Debate Students Compete at TFA State and Receive Academic All American Award

John Park, Managing Editor of News and Feature

Seniors Zach Jones and Josh Smith recently made it to Quarterfinals in CX and senior Phoenix Pittman made it to triple-octafinals in LD at the TFA State competition March 11-13. This tournament was held virtually and the students came up to the high school to compete.
“With this strange year, I [didn’t] really have any [expectations],” speech and debate coordinator Rory McKenzie said. “This is gravy at this point. We [had] some students who are state veterans who [hoped] to equal or better their performances. Our seniors definitely [wanted] to give this their best shot. We believe in the value of our activity and think that students who give up their time, and Spring Break, are already winning and growing.”
Besides the three seniors, juniors Aryan Patel and Gavin James, sophomore Sarah Kramer, and freshman Charlotte McConathy also qualified. After the first six preliminary rounds in CX, Smith was placed as top speaker and Jones was third, and their team was placed as top seed.
“Going into this tournament, we didn’t have very high expectations,” Smith said. “After not debating for about four months, having a successful run as we had was a really rewarding final experience with TFA.”

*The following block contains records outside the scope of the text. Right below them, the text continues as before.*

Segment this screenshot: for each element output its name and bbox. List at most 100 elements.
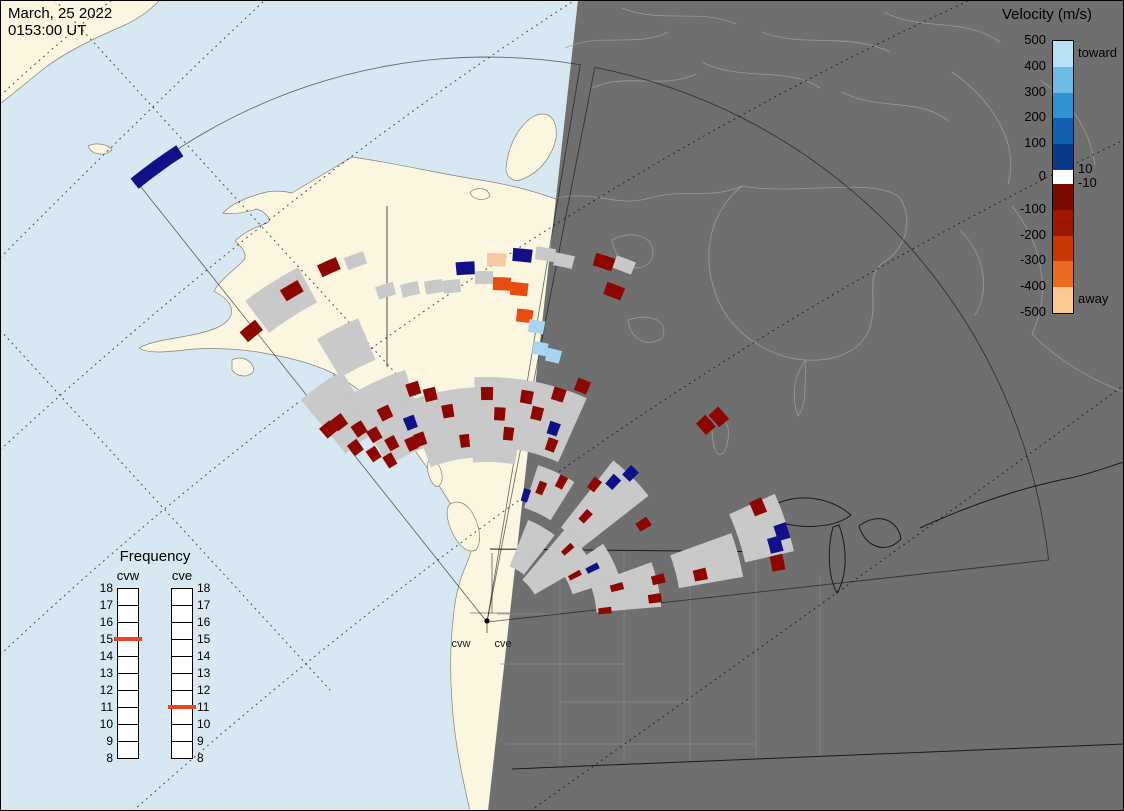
scatter-patch [670,533,744,589]
freq-scale-number: 15 [99,632,113,646]
radar-cell [531,340,549,357]
freq-scale-number: 14 [99,649,113,663]
radar-cell [598,606,612,615]
night-region [488,0,1124,811]
graticule-arc [132,139,1124,811]
radar-cell [553,252,575,269]
freq-scale-number: 12 [197,683,211,697]
radar-cell [692,567,708,582]
colorbar-tick: -10 [1078,175,1097,190]
freq-scale-number: 8 [106,751,113,765]
radar-cell [384,435,400,452]
arctic-island-coast [841,91,951,123]
scatter-patch [468,407,525,465]
freq-scale-number: 10 [99,717,113,731]
radar-cell [151,145,184,173]
night-state-borders [497,550,821,765]
freq-tick-cell [171,673,193,691]
arctic-island-coast [621,7,737,25]
fov-outline-cve [486,66,1050,623]
landmass-chukotka [0,0,161,105]
radar-cell [442,279,461,294]
freq-scale-number: 13 [197,666,211,680]
colorbar-segment [1053,169,1073,184]
radar-cell [404,435,419,452]
freq-scale-number: 17 [99,598,113,612]
colorbar-tick: 0 [1038,168,1046,183]
colorbar-segment [1053,144,1073,170]
baffin-coast [951,71,1012,185]
radar-cell [612,255,636,275]
radar-cell [530,405,545,422]
radar-cell [375,281,397,300]
radar-cell [573,377,592,395]
radar-cell [647,593,662,604]
freq-scale-number: 18 [99,581,113,595]
radar-cell [708,406,730,428]
radar-cell [561,542,575,556]
velocity-legend: Velocity (m/s) 500 400 300 200 100 0 -100 -200 -… [970,0,1124,345]
radar-cell [769,553,786,572]
radar-cell [773,522,791,542]
colorbar-segment [1053,235,1073,262]
graticule-arc [0,0,113,97]
freq-tick-cell [171,639,193,657]
radar-cell [366,426,383,444]
freq-tick-cell [117,639,139,657]
timestamp: March, 25 2022 0153:00 UT [8,5,112,39]
freq-tick-cell [117,656,139,674]
freq-scale-number: 11 [100,700,113,714]
radar-cell [422,386,438,403]
radar-cell [695,414,716,435]
radar-cell [519,389,534,405]
colorbar-segment [1053,118,1073,145]
radar-cell [343,251,368,271]
freq-scale-number: 17 [197,598,211,612]
freq-tick-cell [117,724,139,742]
radar-cell [474,271,494,285]
arctic-island-coast [701,61,821,89]
radar-cell [544,437,559,453]
freq-tick-cell [171,724,193,742]
radar-cell [515,308,534,324]
island-banks [505,113,557,181]
colorbar-segment [1053,92,1073,119]
east-coast-line [919,461,1124,529]
colorbar-segment [1053,66,1073,93]
colorbar-tick: 500 [1024,32,1046,47]
radar-cell [405,380,422,397]
time-text: 0153:00 UT [8,22,87,39]
radar-cell [279,280,304,302]
labrador-coast [1031,333,1124,393]
arctic-island-coast [761,31,891,53]
scatter-patch [509,520,555,575]
scatter-patch [406,387,479,467]
lake-superior [771,497,852,527]
radar-cell [512,247,533,263]
radar-cell [459,433,471,448]
frequency-legend: Frequency cvw 18 17 16 15 14 13 12 11 10 9 8 cve 18 17… [85,548,235,788]
radar-cell [609,582,625,593]
border-south [511,743,1124,770]
radar-cell [535,480,548,496]
freq-scale-number: 13 [99,666,113,680]
radar-cell [545,347,563,364]
radar-cell [603,281,626,301]
radar-label-cvw: cvw [452,638,471,650]
freq-tick-cell [171,605,193,623]
radar-cell [585,562,600,574]
radar-cell [534,246,557,263]
frequency-column-label-cve: cve [171,568,193,583]
colorbar-tick: 200 [1024,109,1046,125]
freq-tick-cell [117,673,139,691]
radar-cell [492,277,512,291]
scatter-patch [317,318,376,378]
colorbar-tick: 300 [1024,83,1046,99]
date-text: March, 25 2022 [8,5,113,22]
baffin-coast [1011,205,1043,335]
freq-scale-number: 12 [99,683,113,697]
toward-label: toward [1078,44,1118,60]
arctic-island-coast [883,11,1001,43]
colorbar-tick: 10 [1078,161,1093,176]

Going into this tournament, we didn’t have very high expectations. After not debating for about four months, having a successful run as we had was a really rewarding final experience with TFA. ”

— Senior Josh Smith


Jones, Smith, Pittman, and senior Brock Hines also recently received the Academic All American Award. According to the NSDA site, this award recognizes high school students who have earned the degree of Superior Distinction (750 points), completed at least 5 semesters of high school, demonstrated outstanding character and leadership, and earned a GPA of 3.7 on a 4.0 scale. They also must have received an ACT score of 27 or higher, or a new SAT score of 1300 or higher.
“The award is a way to honor students who have competed at high degrees and continued their success in the classroom, and in their character,” McKenzie said. “It’s always a special honor because something like only 2% of students in the country earn it. It’s recognition for a dedicated and meaningful career.”